The venerable diskchecker.pl
script is pretty good at shaking
out cases where fsync()
is not working as it’s supposed to.
This script does quite a bit of I/O and involves pulling power cords out of things while they’re running so it’s not a great idea to run it on systems while they’re in production.
Write-time corruption
The excellent stress-ng
tool
recently merged a
patch
which improves its ability to detect corruption introduced at write time. I
suggest invoking it something like this:
$ sudo stress-ng --hdd 32 \
--hdd-opts wr-seq,rd-rnd \
--hdd-write-size 8k \
--hdd-bytes 30g \
--temp-path $MOUNT_POINT \
--verify
Some notes on the options:
--hdd 32
: This sets the number of concurrent processes writing to disk.
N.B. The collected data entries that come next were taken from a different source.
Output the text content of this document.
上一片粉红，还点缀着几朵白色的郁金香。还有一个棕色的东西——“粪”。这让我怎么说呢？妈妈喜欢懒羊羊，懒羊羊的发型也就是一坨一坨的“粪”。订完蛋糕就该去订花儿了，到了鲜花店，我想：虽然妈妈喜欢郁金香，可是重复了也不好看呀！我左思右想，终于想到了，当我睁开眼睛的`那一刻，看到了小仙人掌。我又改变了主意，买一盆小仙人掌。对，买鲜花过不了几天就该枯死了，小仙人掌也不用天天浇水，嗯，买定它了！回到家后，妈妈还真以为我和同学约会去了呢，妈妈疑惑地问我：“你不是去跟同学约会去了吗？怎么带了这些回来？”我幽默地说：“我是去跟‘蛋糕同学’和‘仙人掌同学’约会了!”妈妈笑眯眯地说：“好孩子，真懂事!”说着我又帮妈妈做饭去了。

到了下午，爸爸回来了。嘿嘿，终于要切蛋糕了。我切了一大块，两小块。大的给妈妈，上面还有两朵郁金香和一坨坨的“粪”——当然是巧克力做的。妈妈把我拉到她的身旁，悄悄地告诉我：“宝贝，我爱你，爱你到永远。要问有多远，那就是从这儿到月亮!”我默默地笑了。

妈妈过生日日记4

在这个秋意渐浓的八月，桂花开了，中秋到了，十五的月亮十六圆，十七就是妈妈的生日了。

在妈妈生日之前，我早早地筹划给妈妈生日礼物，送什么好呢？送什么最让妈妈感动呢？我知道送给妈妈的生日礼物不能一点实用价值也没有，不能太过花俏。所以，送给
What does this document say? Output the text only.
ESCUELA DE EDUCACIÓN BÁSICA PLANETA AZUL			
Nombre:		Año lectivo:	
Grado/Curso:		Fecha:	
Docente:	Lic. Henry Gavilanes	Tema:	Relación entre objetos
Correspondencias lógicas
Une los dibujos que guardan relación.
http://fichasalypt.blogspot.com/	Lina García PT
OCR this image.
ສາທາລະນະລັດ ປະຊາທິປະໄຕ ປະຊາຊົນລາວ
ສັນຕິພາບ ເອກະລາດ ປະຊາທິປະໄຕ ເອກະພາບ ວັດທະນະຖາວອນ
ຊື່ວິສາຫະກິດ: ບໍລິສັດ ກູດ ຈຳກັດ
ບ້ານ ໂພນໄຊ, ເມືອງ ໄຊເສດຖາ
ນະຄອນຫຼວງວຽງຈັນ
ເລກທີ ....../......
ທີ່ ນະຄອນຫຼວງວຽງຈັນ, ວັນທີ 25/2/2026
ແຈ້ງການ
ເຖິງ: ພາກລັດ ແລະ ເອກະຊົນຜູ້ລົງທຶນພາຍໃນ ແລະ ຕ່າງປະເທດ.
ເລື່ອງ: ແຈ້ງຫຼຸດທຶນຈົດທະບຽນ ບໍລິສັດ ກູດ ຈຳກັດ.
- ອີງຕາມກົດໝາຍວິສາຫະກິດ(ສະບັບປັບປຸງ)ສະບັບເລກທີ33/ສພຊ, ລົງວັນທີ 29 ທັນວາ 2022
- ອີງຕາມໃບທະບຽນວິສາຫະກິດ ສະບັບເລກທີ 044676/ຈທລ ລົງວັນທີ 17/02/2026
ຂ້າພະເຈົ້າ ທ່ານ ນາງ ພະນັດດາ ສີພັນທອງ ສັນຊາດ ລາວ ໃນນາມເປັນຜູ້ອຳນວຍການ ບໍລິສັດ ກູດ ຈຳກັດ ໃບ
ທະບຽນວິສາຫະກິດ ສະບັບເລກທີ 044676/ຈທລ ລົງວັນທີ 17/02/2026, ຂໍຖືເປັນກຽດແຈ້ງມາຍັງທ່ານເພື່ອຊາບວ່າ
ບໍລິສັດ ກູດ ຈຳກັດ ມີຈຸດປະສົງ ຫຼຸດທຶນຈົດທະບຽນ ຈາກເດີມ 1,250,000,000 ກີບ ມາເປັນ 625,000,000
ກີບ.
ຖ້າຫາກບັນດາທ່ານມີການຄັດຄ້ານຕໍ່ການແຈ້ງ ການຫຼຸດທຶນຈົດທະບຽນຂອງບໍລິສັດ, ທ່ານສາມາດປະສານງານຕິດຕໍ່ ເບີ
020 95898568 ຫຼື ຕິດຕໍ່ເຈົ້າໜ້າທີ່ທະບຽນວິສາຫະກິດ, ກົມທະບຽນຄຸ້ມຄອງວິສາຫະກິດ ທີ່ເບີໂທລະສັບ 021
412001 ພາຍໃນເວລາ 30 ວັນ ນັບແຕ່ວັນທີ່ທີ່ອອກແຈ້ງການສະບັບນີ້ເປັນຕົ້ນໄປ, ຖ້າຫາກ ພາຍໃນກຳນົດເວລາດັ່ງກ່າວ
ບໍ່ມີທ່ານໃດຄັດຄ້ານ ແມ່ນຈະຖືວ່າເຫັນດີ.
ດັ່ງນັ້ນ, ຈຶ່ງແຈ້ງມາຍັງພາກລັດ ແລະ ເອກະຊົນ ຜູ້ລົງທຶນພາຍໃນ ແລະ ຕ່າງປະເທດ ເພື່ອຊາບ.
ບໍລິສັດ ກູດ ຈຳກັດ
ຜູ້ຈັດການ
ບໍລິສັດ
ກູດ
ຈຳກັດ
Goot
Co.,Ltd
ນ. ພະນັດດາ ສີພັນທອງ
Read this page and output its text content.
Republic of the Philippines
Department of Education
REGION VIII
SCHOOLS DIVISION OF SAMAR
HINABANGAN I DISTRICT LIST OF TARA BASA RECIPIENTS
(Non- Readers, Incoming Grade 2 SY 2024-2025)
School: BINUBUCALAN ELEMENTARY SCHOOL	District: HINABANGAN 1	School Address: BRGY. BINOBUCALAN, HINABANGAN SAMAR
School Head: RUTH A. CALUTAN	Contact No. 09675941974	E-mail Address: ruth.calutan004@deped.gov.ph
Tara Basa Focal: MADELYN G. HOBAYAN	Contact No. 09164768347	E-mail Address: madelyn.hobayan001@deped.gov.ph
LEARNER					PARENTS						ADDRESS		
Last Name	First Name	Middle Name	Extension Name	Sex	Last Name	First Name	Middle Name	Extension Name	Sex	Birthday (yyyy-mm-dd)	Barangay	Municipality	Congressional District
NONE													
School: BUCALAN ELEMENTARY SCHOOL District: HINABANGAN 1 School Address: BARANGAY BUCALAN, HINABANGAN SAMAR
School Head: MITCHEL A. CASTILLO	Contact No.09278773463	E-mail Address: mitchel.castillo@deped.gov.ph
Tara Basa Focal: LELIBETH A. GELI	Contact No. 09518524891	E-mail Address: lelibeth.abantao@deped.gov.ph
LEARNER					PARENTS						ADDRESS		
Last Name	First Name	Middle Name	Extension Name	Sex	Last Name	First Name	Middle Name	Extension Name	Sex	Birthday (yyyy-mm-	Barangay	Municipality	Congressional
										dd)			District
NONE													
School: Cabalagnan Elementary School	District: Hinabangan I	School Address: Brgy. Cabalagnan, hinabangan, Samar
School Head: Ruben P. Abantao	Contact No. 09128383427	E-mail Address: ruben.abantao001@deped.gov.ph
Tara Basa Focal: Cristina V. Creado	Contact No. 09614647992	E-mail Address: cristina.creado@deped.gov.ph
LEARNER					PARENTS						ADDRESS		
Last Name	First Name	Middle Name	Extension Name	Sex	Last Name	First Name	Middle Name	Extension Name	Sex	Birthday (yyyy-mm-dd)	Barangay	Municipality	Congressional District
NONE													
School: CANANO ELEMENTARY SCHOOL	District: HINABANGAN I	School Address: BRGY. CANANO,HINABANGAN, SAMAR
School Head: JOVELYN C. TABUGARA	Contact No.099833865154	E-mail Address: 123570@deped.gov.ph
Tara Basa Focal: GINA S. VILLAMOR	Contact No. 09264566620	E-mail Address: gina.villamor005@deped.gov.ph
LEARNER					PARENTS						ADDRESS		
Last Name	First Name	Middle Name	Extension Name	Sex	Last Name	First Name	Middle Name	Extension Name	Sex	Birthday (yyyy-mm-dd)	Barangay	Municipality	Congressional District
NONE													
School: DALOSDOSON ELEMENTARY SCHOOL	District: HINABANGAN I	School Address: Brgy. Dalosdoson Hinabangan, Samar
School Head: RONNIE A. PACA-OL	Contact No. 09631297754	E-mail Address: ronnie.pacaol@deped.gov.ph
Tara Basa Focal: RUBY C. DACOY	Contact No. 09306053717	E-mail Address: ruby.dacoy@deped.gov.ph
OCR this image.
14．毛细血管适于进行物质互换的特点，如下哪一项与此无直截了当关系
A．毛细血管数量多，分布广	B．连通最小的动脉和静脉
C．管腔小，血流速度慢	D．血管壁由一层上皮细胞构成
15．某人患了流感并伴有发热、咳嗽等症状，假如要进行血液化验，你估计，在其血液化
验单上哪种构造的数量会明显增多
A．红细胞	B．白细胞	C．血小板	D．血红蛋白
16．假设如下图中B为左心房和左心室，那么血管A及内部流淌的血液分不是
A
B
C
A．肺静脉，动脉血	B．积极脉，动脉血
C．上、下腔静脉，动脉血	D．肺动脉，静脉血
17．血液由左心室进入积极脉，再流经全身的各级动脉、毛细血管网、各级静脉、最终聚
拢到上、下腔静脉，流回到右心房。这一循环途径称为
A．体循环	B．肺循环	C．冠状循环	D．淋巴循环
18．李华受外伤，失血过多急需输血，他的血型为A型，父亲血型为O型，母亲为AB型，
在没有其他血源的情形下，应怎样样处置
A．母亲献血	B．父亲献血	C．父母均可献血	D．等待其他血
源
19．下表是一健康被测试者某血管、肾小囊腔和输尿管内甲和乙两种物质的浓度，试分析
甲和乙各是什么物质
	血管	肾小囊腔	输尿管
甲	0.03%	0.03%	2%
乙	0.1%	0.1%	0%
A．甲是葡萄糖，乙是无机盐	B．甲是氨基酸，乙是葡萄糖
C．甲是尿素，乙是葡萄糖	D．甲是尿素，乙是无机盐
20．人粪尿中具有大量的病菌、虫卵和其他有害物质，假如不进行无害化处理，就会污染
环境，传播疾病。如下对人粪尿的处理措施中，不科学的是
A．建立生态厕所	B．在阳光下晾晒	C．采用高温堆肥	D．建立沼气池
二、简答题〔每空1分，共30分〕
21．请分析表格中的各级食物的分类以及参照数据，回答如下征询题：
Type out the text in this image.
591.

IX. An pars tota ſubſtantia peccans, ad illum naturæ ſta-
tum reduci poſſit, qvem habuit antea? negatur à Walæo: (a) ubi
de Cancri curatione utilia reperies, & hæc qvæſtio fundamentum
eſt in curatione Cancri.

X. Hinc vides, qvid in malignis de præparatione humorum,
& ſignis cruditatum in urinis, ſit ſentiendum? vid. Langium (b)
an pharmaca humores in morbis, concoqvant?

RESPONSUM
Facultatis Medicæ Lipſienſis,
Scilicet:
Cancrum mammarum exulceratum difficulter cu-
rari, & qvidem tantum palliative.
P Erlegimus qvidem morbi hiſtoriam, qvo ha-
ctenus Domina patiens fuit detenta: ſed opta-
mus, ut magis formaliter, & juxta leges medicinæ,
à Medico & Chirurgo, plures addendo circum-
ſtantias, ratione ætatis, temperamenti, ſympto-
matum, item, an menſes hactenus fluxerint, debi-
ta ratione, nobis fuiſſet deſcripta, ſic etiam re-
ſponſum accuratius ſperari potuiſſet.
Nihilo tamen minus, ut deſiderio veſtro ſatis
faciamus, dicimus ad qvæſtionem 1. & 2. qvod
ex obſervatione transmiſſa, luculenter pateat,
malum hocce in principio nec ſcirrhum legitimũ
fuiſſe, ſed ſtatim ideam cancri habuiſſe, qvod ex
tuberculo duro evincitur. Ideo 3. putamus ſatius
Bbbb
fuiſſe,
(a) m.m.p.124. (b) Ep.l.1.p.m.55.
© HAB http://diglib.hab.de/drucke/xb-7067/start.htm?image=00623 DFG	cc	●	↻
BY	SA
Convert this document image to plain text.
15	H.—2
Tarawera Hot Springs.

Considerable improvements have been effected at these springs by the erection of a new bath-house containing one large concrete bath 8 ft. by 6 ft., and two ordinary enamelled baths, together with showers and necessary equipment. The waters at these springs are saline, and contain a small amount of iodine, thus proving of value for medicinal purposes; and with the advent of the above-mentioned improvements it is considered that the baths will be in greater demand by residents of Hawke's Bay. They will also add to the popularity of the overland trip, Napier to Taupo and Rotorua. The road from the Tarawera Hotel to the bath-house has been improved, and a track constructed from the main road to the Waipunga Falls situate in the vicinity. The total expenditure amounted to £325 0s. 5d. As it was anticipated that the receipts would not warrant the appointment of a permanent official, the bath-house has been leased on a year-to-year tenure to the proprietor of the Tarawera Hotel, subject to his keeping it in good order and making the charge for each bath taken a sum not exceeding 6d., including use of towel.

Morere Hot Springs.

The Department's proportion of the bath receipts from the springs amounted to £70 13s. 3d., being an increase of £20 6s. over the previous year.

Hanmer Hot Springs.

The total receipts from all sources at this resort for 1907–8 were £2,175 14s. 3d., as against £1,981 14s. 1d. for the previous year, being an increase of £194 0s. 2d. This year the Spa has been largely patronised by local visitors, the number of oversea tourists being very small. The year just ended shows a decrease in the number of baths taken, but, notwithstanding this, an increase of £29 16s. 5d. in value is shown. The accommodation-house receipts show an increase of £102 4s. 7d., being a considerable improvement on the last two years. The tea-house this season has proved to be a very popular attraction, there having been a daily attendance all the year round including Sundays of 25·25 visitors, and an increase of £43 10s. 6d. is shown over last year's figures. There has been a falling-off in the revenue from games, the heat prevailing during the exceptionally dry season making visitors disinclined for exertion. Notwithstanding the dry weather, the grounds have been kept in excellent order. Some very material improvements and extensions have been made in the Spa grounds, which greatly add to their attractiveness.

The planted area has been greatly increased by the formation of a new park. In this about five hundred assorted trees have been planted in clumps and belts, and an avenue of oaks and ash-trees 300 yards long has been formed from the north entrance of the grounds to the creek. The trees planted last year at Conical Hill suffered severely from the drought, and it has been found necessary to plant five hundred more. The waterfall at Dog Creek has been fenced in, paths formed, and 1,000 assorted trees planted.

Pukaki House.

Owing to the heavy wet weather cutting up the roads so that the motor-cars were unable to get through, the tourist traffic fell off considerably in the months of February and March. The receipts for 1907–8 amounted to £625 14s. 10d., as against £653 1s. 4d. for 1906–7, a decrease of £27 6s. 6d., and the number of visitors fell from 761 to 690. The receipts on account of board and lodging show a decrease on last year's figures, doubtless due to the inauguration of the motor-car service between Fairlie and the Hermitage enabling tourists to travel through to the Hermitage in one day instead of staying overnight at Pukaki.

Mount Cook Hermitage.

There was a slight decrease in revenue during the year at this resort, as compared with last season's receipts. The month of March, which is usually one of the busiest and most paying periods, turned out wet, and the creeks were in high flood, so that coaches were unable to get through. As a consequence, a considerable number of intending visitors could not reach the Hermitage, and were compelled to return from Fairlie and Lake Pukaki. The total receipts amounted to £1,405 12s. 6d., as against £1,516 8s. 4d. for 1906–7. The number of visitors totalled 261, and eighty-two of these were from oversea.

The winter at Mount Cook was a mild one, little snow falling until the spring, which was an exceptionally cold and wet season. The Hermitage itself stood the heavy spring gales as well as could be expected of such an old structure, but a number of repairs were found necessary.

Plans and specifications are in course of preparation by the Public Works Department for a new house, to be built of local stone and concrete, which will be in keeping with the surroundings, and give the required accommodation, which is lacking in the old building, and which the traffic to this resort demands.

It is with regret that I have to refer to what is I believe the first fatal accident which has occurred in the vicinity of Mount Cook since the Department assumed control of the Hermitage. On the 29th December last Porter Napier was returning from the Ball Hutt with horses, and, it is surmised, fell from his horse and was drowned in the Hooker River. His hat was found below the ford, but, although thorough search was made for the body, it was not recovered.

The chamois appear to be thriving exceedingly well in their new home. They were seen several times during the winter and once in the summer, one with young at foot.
I
suggest setting it higher than the number of cores to force some
context-switching which may help surface more bugs.
--hdd-opts wr-seq,rd-rnd
: This says to write the file sequentially from start
to finish and then perform random reads during verification. This most closely
matches Lucene’s access pattern, although Lucene may use mmap()
for reads
instead of read()
and
friends. It’s also
reasonable to use wr-seq,rd-seq
.
--hdd-write-size 8k
: Lucene writes in 8kB chunks by default.
--hdd-bytes 30g
: This says how large a file each process should write. The
total size of all the files written must of course not exceed the space on the
filesystem, but should be large enough that the reads cannot all be served from
pagecache. In this example there are 32 processes each writing 30GB of data,
which adds up to about 1TB. You can also try dropping pagecache every now and
then during the test with echo 3 | sudo tee /proc/sys/vm/drop_caches
.
--temp-path $MOUNT_POINT
: This says where to create the files used for the
test, which must of course be on the filesystem you suspect to be buggy.
--verify
: This says to check that the data read is what was written, which is
required to detect cases of silent corruption. Without this option the test
will still go through the motions of reading and writing data but only reports
a failure if any of the I/O actually fails.
This is a pretty aggressive test so it’s not a good idea to run it on systems while they’re in production. By default it will run for 24 hours which I think is reasonable.
Make sure that you’re using at least version 0.12.01 of stress-ng
too: older
versions did not test things so thoroughly.